New Twist To Oil Hedging

With oil prices retreating below $80, the Government is set to re-consider its plans to hedge oil in March this year as earlier reported.

At the beginning of this year, Government announced plans to hedge oil in March by which time oil would be selling at $90 per barrel, according to a source.

But the most important commodity in the world hovered around $77 yesterday.

Fifi Kwetey, the Deputy Minister of Finance and Economic Planning, said government’s decision to hedge oil was tentative due to the volatile nature of price of the commodity.

He told Citi FM, an Accra based radio station that “Government had not taken any decision about the policy as far as the time and levels were concerned.”

Hedging is the process by which a buyer places a contract to buy the commodity at a fixed price from the seller when there is an anticipation of a rise in the price of the commodity.

The measure is expected to help curtail shocks that rising oil prices present.

Many economic analysts expressed varied opinions on the policy when CITY & BUSINESS GUIDE interviewed them.

Sampson Akligoh of Databank said, “The policy would be good if the Government can get future crude oil price right in order to enable the nation to save more money.

Collins Appiah of the Gold Coast Securities noted that “Government’s economic and financial team should conduct thorough analysis before adopting the policy since it is a risky business.”

In 2008, the then Finance Minister, the late Kwadwo Baah Wiredu ruled out any possibility of hedging after prices of the commodity increased significantly on the world market.

Even when calls were made by a former Deputy Minister of Finance, Moses Asaga and other petroleum experts for the nation to adopt the policy, Mr Baah Wiredu said hedging was risky for the economy since the oil market was volatile.  

He said, “In international trade, you look at the volume of trade before doing comparison; hence, you cannot use cocoa or gold revenue to balance crude.”

Economist Dr.
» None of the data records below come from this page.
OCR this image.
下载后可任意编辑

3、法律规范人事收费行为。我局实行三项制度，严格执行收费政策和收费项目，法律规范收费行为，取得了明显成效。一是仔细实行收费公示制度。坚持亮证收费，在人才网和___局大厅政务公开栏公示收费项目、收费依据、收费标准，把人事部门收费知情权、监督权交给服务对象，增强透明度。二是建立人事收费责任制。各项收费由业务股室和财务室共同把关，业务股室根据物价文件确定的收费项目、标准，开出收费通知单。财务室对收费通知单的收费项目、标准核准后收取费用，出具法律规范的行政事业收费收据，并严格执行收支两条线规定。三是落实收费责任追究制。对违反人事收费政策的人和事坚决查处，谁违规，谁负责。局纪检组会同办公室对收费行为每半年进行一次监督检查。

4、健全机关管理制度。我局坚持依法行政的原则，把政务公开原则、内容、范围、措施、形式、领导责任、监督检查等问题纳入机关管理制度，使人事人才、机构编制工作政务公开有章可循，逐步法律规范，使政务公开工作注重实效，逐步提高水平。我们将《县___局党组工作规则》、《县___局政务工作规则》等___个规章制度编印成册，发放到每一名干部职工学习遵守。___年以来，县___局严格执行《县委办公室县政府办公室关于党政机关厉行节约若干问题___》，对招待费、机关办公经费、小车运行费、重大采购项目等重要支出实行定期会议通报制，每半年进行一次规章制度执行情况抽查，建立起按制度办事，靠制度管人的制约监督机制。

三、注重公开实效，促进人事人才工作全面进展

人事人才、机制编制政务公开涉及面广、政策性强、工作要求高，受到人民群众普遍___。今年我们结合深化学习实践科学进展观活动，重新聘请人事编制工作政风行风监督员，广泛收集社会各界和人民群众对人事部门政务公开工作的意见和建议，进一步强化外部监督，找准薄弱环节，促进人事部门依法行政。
Nii Noi Thompson also emphasized that hedging was a risky business, adding that the minister should tread carefully since “he was controlling public resources.”

“Hedging is not the best solution but rather the conservation of energy,” Dr. Thompson who is also the Executive Director of the Development Policy Institute stated.
Oil sold at $80 at the beginning of this year after Russia halted oil supplies to Belarus.